41. Pangling

17 2 2
                                    

.
.
.

Tak terasa air mata Maira meluruh membuat Ghea kebingungan.

“Kenapa, Ra?”

Maira tersontak kaget.

“Ah iya? Kenapa, Ghe?”

“Kenapa nangis?” Ghea mengusap air mata Maira.

“Lagi sedih aja tau kabar Kak Maudy,”

Ghea hanya mengangguk paham. Meskipun dalam hatinya tetap terbesit tanda tanya. Maira memilih berbohong tentang masa lalunya. Baginya, kenangan buruk itu cukup sebagai pelajaran dalam hidupnya.

***

Adzan ashar berkumandang. Para siswa berlomba-lomba menuju masjid.

“Ra, bareng ke masjid yuk,” ajak Azriel.

“Gausah. Gua masih hapal jalannya,” jawabnya ketus.

“Dingin ya, Ghe,”

“Gak liat lu di bawah AC?”

“Oh iya,”

Arkan dan Bagas sebisa mungkin menahan tawa. Namun suara menjengkelkan di telinga Azriel itu tetap saja bisa lolos.

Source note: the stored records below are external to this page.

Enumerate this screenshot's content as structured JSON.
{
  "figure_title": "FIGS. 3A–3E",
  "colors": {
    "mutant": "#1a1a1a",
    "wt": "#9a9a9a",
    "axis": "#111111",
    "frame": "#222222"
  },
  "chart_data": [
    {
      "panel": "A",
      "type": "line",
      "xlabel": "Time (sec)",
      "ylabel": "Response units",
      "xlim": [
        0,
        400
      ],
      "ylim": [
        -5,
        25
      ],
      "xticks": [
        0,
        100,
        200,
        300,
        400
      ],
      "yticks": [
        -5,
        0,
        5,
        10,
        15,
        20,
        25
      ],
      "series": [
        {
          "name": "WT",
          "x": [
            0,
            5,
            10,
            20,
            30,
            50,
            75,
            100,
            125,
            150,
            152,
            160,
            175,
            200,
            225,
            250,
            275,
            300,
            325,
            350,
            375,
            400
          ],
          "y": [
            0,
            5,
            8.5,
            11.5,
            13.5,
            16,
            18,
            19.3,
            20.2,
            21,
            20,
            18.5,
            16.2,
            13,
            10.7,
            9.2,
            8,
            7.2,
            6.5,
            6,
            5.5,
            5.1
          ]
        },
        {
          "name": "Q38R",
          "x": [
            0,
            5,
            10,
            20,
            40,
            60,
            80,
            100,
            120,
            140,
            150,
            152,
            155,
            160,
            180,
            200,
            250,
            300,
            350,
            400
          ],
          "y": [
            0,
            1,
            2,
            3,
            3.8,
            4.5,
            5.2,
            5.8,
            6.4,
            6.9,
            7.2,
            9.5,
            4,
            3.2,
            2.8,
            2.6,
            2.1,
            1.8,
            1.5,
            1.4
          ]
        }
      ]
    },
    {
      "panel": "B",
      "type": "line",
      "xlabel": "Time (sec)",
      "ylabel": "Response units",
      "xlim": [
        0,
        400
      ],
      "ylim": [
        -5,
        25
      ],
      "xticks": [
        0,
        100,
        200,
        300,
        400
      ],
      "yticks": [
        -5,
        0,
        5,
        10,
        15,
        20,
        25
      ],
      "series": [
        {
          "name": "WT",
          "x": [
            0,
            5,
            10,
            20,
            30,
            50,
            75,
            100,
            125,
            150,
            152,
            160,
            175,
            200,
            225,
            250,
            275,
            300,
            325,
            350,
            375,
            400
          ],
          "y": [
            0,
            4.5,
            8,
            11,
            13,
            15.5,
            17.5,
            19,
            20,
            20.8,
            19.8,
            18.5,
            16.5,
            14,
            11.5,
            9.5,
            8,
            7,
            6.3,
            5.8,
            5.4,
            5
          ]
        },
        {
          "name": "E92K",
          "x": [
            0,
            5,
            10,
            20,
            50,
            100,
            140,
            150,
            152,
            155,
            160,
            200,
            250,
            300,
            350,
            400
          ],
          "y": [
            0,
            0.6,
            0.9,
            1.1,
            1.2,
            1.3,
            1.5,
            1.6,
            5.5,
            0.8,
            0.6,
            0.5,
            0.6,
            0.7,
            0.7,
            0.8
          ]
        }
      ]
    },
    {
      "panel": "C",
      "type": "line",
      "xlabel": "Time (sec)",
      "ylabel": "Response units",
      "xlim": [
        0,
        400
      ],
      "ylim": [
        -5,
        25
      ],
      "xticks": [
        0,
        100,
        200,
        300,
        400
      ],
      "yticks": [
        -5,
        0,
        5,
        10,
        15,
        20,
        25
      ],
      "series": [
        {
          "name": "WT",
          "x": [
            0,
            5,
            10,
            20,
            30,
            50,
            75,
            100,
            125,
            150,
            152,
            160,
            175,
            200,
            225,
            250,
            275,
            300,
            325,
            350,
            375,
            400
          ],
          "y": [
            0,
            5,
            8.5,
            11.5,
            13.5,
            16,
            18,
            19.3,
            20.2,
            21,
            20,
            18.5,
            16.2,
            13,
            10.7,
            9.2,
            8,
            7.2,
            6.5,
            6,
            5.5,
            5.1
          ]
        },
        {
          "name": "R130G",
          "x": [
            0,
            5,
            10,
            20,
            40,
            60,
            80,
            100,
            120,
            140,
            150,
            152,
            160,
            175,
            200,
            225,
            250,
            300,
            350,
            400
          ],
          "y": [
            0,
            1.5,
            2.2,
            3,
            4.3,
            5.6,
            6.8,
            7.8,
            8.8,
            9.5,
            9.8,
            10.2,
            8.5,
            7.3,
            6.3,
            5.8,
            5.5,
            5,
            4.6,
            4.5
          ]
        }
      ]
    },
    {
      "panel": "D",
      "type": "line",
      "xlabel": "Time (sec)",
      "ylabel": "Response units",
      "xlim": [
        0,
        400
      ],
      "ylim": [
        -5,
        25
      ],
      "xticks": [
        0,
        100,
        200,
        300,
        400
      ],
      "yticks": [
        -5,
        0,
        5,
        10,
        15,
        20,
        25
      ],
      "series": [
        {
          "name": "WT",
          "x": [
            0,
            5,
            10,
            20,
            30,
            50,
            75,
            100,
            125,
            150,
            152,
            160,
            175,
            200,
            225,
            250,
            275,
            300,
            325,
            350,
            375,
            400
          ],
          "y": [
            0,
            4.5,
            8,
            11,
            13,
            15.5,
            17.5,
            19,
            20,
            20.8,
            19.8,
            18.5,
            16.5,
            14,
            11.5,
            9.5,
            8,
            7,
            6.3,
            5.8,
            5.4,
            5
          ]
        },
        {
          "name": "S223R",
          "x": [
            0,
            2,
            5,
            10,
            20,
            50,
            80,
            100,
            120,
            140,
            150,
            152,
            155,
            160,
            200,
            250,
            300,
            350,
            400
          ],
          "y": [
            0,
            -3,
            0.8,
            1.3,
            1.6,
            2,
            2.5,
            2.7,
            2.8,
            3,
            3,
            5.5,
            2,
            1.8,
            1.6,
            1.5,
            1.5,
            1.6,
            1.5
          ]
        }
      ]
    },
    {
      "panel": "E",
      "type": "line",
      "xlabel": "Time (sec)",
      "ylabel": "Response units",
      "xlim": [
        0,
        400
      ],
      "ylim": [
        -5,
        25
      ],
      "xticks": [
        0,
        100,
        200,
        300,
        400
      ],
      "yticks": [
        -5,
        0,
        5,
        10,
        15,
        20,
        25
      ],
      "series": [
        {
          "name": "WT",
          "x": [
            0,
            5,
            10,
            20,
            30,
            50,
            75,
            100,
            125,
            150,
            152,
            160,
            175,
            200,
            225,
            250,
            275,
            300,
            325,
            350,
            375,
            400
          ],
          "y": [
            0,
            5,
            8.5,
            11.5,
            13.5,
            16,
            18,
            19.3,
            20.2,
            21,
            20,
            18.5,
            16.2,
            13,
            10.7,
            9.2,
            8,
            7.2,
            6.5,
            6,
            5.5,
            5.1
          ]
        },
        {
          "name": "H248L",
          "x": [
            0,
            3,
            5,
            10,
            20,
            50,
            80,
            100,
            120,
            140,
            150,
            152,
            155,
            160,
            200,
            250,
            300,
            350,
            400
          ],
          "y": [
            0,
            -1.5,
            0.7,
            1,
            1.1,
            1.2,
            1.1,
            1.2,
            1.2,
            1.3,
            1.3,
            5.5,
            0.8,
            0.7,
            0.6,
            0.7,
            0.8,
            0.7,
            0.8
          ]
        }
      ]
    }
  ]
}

“Woi bro, seneng amat nyakitin diri sendiri,” sahut Arkan.

“Iya nih. Udah tau Maira kayak kulkas. Masih aja dideketin,” Bagas menambahi.

“Ya namanya juga usaha. Gimana sih lo,”

Usai sholat, Maira bergegas menuju lapangan.

“Em, Ra. Gue pulang duluan ya. Udah ada jemputan soalnya.” Ucap Ghea sembari memasang sepatu.

“Duluan aja, gapapa Ghe,”

“Dahhh. Semangat latihannya!” ucap Ghea berlalu.

“Bareng yuk,” tawar Azriel.

Kali ini Maira tidak ingin berdebat. Tanpa mengiyakan tawaran Azriel, dia hanya berjalan menuju lapangan dengan Azriel yang tidak berhenti senyum semringah.

Setibanya di lapangan, para siswa peserta karnaval serta anggota dan Pembina OSIS sudah berkumpul.

“Silakan berkumpul anak-anak,” titah Bu Sri.

“Kemarin kami sudah tentukan konsepnya yaitu persembahan kompilasi dari beberapa tarian daerah. Nah, di sini sudah ada Kak Utami yang akan mengajarkan kalian tentang koreografi. Ibu mohon untuk latihan sungguh-sungguh karena karnaval sebentar lagi,” lanjutnya.

“Baik buuu,” seru mereka.

“Silakan nak!” titah Bu Sri pada Utami.

Utami pun mengerjakan tugasnya sebagai pelatih. Maira yang terlihat sangat kaku mulai meracau.

“Susah banget sih gerakannya,” protes Maira dengan suara rendah.

“Kenapa, Ra?” tanya Azriel yang sedari tadi memperhatikan Maira.

“Susah banget, Jiel,”

“Namanya latihan pertama, Ra,”

Maira hanya berdehem.

“Gimana, dek? Bisa?” tanya Utami.

“Susah banget kak. Gimana sih ini?”

Utami tersenyum, lalu mulai mengajar Maira dengan sabar. Memang gerakan tangan dan kaki ini lumayan sulit, namun Maira tetap ingin belajar meskipun lontaran kalimat mengeluh tidak henti keluar dari mulutnya.

Dan latihan selesai kurang dari dua jam.

“Mau aku anter?” tanya Azriel.

Maira hanya mengangguk pelan sebagai jawaban.